Nous n’allons pas nous taire face à la barbarie. Nous la dénonçons. Ceux qui ont commis des crimes de lèse humanité contre la jeunesse doivent sortir des institutions publiques et être jugés par les instances indépendantes du gouvernement. La police sera restructurée pour qu’elle soit la garantie de la vie de tous les fils et de toutes les filles des mères de Colombie, et non pour qu’ils soient leurs bourreaux.

Nous demandons au patronat de ne plus se laisser abuser sur la situation du pays.
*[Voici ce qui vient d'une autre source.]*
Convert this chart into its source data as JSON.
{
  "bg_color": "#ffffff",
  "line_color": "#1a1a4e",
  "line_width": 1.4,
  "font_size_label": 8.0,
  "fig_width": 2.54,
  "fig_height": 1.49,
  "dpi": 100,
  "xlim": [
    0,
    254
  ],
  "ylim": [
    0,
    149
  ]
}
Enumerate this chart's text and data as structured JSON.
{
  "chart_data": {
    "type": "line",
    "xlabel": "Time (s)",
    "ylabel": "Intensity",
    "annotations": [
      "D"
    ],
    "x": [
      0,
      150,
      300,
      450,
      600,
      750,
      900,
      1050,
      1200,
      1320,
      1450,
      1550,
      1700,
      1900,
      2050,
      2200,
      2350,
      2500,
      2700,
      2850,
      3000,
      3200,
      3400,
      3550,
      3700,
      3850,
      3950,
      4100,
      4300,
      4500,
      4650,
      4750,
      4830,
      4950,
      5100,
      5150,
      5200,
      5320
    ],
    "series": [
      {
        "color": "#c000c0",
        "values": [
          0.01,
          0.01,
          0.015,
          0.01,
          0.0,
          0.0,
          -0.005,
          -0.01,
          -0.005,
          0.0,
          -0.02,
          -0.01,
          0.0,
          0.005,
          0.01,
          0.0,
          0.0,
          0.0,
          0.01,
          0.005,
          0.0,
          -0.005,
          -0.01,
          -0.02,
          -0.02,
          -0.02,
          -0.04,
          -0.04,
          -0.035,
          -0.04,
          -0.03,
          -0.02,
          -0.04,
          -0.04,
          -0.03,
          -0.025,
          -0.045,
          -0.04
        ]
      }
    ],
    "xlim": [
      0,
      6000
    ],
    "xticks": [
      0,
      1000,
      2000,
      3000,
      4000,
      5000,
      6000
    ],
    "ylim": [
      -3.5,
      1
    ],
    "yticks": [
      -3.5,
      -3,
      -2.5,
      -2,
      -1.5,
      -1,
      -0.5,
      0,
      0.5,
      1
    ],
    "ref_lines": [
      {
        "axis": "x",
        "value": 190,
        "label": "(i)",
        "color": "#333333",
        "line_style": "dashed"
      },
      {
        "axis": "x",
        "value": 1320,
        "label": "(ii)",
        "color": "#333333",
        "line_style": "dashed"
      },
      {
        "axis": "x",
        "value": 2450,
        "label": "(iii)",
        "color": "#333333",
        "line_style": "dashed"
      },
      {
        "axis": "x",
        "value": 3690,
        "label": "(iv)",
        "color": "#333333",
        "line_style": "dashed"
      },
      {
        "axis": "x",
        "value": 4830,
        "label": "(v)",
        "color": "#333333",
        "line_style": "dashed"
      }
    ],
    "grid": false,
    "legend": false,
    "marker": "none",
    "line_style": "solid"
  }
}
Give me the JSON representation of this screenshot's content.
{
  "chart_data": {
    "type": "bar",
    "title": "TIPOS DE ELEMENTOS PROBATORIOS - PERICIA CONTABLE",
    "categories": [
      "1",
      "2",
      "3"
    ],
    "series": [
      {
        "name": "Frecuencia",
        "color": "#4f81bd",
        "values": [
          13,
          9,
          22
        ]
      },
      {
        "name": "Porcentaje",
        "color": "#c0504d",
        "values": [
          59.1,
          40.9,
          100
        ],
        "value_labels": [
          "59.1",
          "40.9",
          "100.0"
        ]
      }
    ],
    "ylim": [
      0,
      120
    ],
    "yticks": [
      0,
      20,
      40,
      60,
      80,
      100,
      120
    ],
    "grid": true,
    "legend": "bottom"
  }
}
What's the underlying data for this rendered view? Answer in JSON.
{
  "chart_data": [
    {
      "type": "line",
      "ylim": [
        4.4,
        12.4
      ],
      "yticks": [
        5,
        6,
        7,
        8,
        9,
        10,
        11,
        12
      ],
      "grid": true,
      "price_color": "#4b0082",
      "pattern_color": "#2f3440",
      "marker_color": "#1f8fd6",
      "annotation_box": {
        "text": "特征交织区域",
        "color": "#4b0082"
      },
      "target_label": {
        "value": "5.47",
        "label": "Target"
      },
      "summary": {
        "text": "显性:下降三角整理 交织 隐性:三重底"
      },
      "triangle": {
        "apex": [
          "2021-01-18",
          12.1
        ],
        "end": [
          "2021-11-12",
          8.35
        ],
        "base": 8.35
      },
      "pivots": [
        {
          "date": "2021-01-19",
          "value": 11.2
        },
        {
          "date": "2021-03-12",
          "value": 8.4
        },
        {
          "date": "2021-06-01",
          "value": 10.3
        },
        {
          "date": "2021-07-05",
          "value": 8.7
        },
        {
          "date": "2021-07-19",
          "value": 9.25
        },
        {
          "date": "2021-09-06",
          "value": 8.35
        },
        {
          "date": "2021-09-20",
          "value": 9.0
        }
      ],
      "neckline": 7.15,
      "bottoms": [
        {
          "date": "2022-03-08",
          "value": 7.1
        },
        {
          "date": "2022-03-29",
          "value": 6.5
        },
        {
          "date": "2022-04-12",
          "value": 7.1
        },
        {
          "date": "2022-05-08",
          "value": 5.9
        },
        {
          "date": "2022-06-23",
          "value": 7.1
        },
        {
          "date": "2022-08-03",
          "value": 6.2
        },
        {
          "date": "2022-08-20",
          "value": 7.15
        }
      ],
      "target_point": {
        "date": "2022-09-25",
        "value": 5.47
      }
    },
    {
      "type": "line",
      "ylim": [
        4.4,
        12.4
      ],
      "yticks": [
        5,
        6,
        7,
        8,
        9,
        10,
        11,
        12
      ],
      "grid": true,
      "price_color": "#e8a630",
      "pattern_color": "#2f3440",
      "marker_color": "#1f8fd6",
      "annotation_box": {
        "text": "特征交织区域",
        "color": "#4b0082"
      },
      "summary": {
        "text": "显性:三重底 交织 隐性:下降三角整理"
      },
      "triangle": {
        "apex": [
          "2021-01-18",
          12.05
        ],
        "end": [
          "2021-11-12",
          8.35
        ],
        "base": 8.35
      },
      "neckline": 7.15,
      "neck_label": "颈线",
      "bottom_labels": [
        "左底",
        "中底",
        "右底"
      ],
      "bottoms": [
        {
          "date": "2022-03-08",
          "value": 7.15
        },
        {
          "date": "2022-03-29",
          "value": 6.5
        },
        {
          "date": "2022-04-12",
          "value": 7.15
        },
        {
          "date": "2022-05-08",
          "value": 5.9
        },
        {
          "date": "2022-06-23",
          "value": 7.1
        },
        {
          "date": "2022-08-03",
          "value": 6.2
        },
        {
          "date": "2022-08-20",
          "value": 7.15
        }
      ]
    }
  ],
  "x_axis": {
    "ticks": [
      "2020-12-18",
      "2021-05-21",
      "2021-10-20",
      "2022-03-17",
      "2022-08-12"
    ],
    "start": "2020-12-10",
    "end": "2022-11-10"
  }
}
Ce dont ils sont les témoins et ce qui bloque leurs marchandises n’est pas un plan prédéterminé par le communisme international. C’est la réalité sociale délaissée depuis bien trop longtemps. Par conséquent, ce qui peut faire croître leurs propres affaires, c’est bien de s’occuper de cette société qui a éclaté.

Un pacte social est indispensable.

Je demande aux policiers et aux soldats du pays de ne pas tirer sur le peuple, la majorité ne l’a pas fait. La majorité n’a pas sorti les armes. Beaucoup ont fraternisé avec les gens. Dorénavant, de plus en plus de chefs vont vous ordonner de tirer. Ne le faites pas. Quand viendra l’heure des jugements, ces chefs bureaucrates vous abandonneront et vous rendront responsables d’absolument tous les évènements, comme ils l’ont fait avec les 6 402 exécutions de jeunes pendant les gouvernements d’Uribe.

Il est temps que soldats et policiers embrassent les jeunes civils de leur propre peuple, de leurs propres quartiers et communes. Vous n’êtes pas ennemis, vous êtes la chaire de la même réalité populaire. Nous ne voulons pas de violence ni d’incendie, la peur sert seulement Uribe et ses amis.

C’est la paix qui apporte le changement. Et nous sommes l’espoir du changement. Le changement que nous proposons est un pays où il est possible de vivre. Où la vie est l’axe du gouvernement. Nous vous proposons un gouvernement pour la vie. Le plus grand des droits.